C'est d'ailleurs la troisième fois, sur un total de trois textes à dimension maritime, que le Gouvernement procède de la sorte . Le projet de loi sur la piraterie maritime avait été transmis au Sénat le 20 avril 2014 après quatre mois de travail des députés, puis examiné en urgence par votre commission le 13 mai 2014 et en séance publique le 15 mai 2015. Le projet de loi, déguisé en proposition de loi, sur les dockers avait connu un sort similaire, que votre rapporteur Michel Vaspart avait alors dénoncé.

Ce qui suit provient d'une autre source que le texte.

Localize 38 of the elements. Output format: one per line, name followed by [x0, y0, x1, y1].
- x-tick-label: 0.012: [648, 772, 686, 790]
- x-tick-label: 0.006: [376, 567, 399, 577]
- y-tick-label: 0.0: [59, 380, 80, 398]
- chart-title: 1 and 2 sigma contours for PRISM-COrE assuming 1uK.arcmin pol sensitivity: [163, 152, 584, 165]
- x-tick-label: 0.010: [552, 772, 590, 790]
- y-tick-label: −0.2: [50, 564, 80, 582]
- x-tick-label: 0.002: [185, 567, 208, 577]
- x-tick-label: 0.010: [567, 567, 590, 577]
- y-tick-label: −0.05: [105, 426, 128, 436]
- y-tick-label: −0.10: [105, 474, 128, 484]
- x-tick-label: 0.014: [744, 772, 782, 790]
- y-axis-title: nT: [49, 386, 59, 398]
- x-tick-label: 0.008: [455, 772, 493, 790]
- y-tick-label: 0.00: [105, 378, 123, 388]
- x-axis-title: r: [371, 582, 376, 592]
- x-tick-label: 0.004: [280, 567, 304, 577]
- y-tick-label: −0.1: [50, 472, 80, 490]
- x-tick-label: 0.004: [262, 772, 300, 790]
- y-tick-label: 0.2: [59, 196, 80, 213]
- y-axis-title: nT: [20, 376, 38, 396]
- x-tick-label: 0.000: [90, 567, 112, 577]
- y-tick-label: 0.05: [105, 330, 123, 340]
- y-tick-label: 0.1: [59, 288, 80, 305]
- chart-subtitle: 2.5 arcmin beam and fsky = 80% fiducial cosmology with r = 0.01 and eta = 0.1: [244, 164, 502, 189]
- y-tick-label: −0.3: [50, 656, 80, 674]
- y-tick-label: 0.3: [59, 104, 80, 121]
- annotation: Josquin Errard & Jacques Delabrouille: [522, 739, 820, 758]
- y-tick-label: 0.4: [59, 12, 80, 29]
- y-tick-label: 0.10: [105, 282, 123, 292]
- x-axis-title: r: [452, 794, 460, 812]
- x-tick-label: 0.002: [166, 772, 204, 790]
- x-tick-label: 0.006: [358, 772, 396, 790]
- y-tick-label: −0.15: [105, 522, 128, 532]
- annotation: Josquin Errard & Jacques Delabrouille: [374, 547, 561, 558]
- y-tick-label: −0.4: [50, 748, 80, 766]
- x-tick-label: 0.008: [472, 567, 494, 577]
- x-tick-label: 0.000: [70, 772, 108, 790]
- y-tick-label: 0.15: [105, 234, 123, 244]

À chaque fois, bien sûr, l'urgence à agir est invoquée . Cela est d'autant plus troublant ici, que ce texte contient des mesures qui sont demandées par le monde maritime depuis parfois près d'une décennie .

À cela s'ajoute le fait que cette proposition de loi a tellement été remaniée par l'administration , qu'elle en est presque devenue, une fois de plus, un projet de loi. Les nombreux articles additionnels, écrits dans les bureaux de la direction des affaires maritimes au ministère des Transports, de la direction des douanes au ministère des Finances ou des directions des libertés publiques et des affaires juridiques, de la police judiciaire ou de la police aux frontières au ministère de l'Intérieur, en témoignent. Pour autant, ces dispositions ne font l'objet d'aucune étude d'impact , puisqu'elles ne figurent pas dans un projet de loi clairement assumé par le Gouvernement. Certaines mesures n'ont de surcroît qu'un lien très indirect avec l'économie maritime, en concernant par exemple les migrants de Calais ou la lutte anti-terroriste .


* 2 La proposition de loi comporte formellement 82 articles, mais il convient de retrancher les suppressions d'articles liées à des déplacements pour assurer la cohérence du texte, qui comporte réellement 77 articles.